This is regarding Proposition 3.14 of Atiyah and Macdonald. It says that if $M$ is a finite $R$ module then the formation of localization and annihilators commute. This is well known, and the proof is clear. But I cannot find where the mistake in the proof below is and the proof below does not require $M$ to be finitely generated, so there is an error.
Let $r/s \in Ann(S^{-1}M)$. Thus $r/s.m/t=rm/st=0$, which implies that $urm=0$ for some $u\in S$. So $ru\in Ann(M)$. Hence $r/s=ru/su\in S^{-1}(Ann M)$, which shows that $Ann(S^{-1}M)\subseteq S^{-1}(Ann M)$.
Conversely, let $r/s\in S^{-1}(Ann M)$, where $r\in Ann M$. Consider $m/t\in S^{-1}M$. Note that $r/s.m/t=rm/st=0$. Hence $r/s\in Ann(S^{-1}M)$.
Where is the error? Thanks.
Just to remove this from the unanswered list, here I write down the proof suggested by Darij Grinberg.

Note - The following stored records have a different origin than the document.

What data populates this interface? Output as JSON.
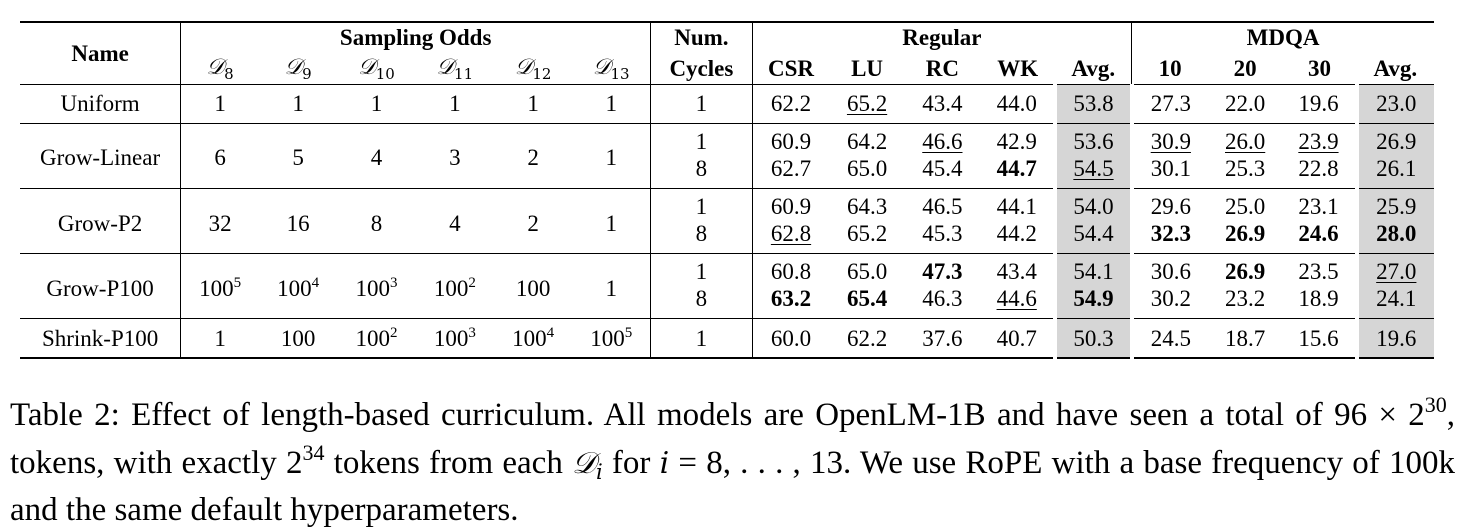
{
  "header": {
    "name": "Name",
    "sampling_odds": "Sampling Odds",
    "num_cycles_1": "Num.",
    "num_cycles_2": "Cycles",
    "regular": "Regular",
    "mdqa": "MDQA",
    "d_symbol": "𝒟",
    "d_subs": [
      "8",
      "9",
      "10",
      "11",
      "12",
      "13"
    ],
    "regular_cols": [
      "CSR",
      "LU",
      "RC",
      "WK",
      "Avg."
    ],
    "mdqa_cols": [
      "10",
      "20",
      "30",
      "Avg."
    ]
  },
  "rows": [
    {
      "name": "Uniform",
      "odds": [
        {
          "base": "1",
          "exp": ""
        },
        {
          "base": "1",
          "exp": ""
        },
        {
          "base": "1",
          "exp": ""
        },
        {
          "base": "1",
          "exp": ""
        },
        {
          "base": "1",
          "exp": ""
        },
        {
          "base": "1",
          "exp": ""
        }
      ],
      "cycles": [
        {
          "n": "1",
          "regular": [
            {
              "v": "62.2"
            },
            {
              "v": "65.2",
              "u": true
            },
            {
              "v": "43.4"
            },
            {
              "v": "44.0"
            },
            {
              "v": "53.8"
            }
          ],
          "mdqa": [
            {
              "v": "27.3"
            },
            {
              "v": "22.0"
            },
            {
              "v": "19.6"
            },
            {
              "v": "23.0"
            }
          ]
        }
      ]
    },
    {
      "name": "Grow-Linear",
      "odds": [
        {
          "base": "6",
          "exp": ""
        },
        {
          "base": "5",
          "exp": ""
        },
        {
          "base": "4",
          "exp": ""
        },
        {
          "base": "3",
          "exp": ""
        },
        {
          "base": "2",
          "exp": ""
        },
        {
          "base": "1",
          "exp": ""
        }
      ],
      "cycles": [
        {
          "n": "1",
          "regular": [
            {
              "v": "60.9"
            },
            {
              "v": "64.2"
            },
            {
              "v": "46.6",
              "u": true
            },
            {
              "v": "42.9"
            },
            {
              "v": "53.6"
            }
          ],
          "mdqa": [
            {
              "v": "30.9",
              "u": true
            },
            {
              "v": "26.0",
              "u": true
            },
            {
              "v": "23.9",
              "u": true
            },
            {
              "v": "26.9"
            }
          ]
        },
        {
          "n": "8",
          "regular": [
            {
              "v": "62.7"
            },
            {
              "v": "65.0"
            },
            {
              "v": "45.4"
            },
            {
              "v": "44.7",
              "b": true
            },
            {
              "v": "54.5",
              "u": true
            }
          ],
          "mdqa": [
            {
              "v": "30.1"
            },
            {
              "v": "25.3"
            },
            {
              "v": "22.8"
            },
            {
              "v": "26.1"
            }
          ]
        }
      ]
    },
    {
      "name": "Grow-P2",
      "odds": [
        {
          "base": "32",
          "exp": ""
        },
        {
          "base": "16",
          "exp": ""
        },
        {
          "base": "8",
          "exp": ""
        },
        {
          "base": "4",
          "exp": ""
        },
        {
          "base": "2",
          "exp": ""
        },
        {
          "base": "1",
          "exp": ""
        }
      ],
      "cycles": [
        {
          "n": "1",
          "regular": [
            {
              "v": "60.9"
            },
            {
              "v": "64.3"
            },
            {
              "v": "46.5"
            },
            {
              "v": "44.1"
            },
            {
              "v": "54.0"
            }
          ],
          "mdqa": [
            {
              "v": "29.6"
            },
            {
              "v": "25.0"
            },
            {
              "v": "23.1"
            },
            {
              "v": "25.9"
            }
          ]
        },
        {
          "n": "8",
          "regular": [
            {
              "v": "62.8",
              "u": true
            },
            {
              "v": "65.2"
            },
            {
              "v": "45.3"
            },
            {
              "v": "44.2"
            },
            {
              "v": "54.4"
            }
          ],
          "mdqa": [
            {
              "v": "32.3",
              "b": true
            },
            {
              "v": "26.9",
              "b": true
            },
            {
              "v": "24.6",
              "b": true
            },
            {
              "v": "28.0",
              "b": true
            }
          ]
        }
      ]
    },
    {
      "name": "Grow-P100",
      "odds": [
        {
          "base": "100",
          "exp": "5"
        },
        {
          "base": "100",
          "exp": "4"
        },
        {
          "base": "100",
          "exp": "3"
        },
        {
          "base": "100",
          "exp": "2"
        },
        {
          "base": "100",
          "exp": ""
        },
        {
          "base": "1",
          "exp": ""
        }
      ],
      "cycles": [
        {
          "n": "1",
          "regular": [
            {
              "v": "60.8"
            },
            {
              "v": "65.0"
            },
            {
              "v": "47.3",
              "b": true
            },
            {
              "v": "43.4"
            },
            {
              "v": "54.1"
            }
          ],
          "mdqa": [
            {
              "v": "30.6"
            },
            {
              "v": "26.9",
              "b": true
            },
            {
              "v": "23.5"
            },
            {
              "v": "27.0",
              "u": true
            }
          ]
        },
        {
          "n": "8",
          "regular": [
            {
              "v": "63.2",
              "b": true
            },
            {
              "v": "65.4",
              "b": true
            },
            {
              "v": "46.3"
            },
            {
              "v": "44.6",
              "u": true
            },
            {
              "v": "54.9",
              "b": true
            }
          ],
          "mdqa": [
            {
              "v": "30.2"
            },
            {
              "v": "23.2"
            },
            {
              "v": "18.9"
            },
            {
              "v": "24.1"
            }
          ]
        }
      ]
    },
    {
      "name": "Shrink-P100",
      "odds": [
        {
          "base": "1",
          "exp": ""
        },
        {
          "base": "100",
          "exp": ""
        },
        {
          "base": "100",
          "exp": "2"
        },
        {
          "base": "100",
          "exp": "3"
        },
        {
          "base": "100",
          "exp": "4"
        },
        {
          "base": "100",
          "exp": "5"
        }
      ],
      "cycles": [
        {
          "n": "1",
          "regular": [
            {
              "v": "60.0"
            },
            {
              "v": "62.2"
            },
            {
              "v": "37.6"
            },
            {
              "v": "40.7"
            },
            {
              "v": "50.3"
            }
          ],
          "mdqa": [
            {
              "v": "24.5"
            },
            {
              "v": "18.7"
            },
            {
              "v": "15.6"
            },
            {
              "v": "19.6"
            }
          ]
        }
      ]
    }
  ],
  "caption": {
    "label": "Table 2:",
    "text1": "Effect of length-based curriculum. All models are OpenLM-1B and have seen a total of",
    "n96": "96",
    "times": "×",
    "two": "2",
    "exp30": "30",
    "text2": "tokens, with exactly",
    "exp34": "34",
    "text3": "tokens from each",
    "d_symbol": "𝒟",
    "i": "i",
    "text4": "for",
    "eq": "= 8, . . . , 13.",
    "text5": "We use RoPE with a base frequency of 100k and the same default hyperparameters."
  }
}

Let $M$ be generated by $m_1,\ldots, m_t$. By the first part of the above faulty proof, there is a $u_i\in S$ such that $u_irm_i=0$ for all $1\leq i\leq t$. Thus $ru_i\in Ann(m_i)$ for all $1\leq i\leq t$. Set $u=u_1\cdots u_t$. Note that $ru\in \bigcap_{i=1}^t Ann\; m_i=Ann M$. Note that $r/s=ru/su\in S^{-1}(Ann M)$.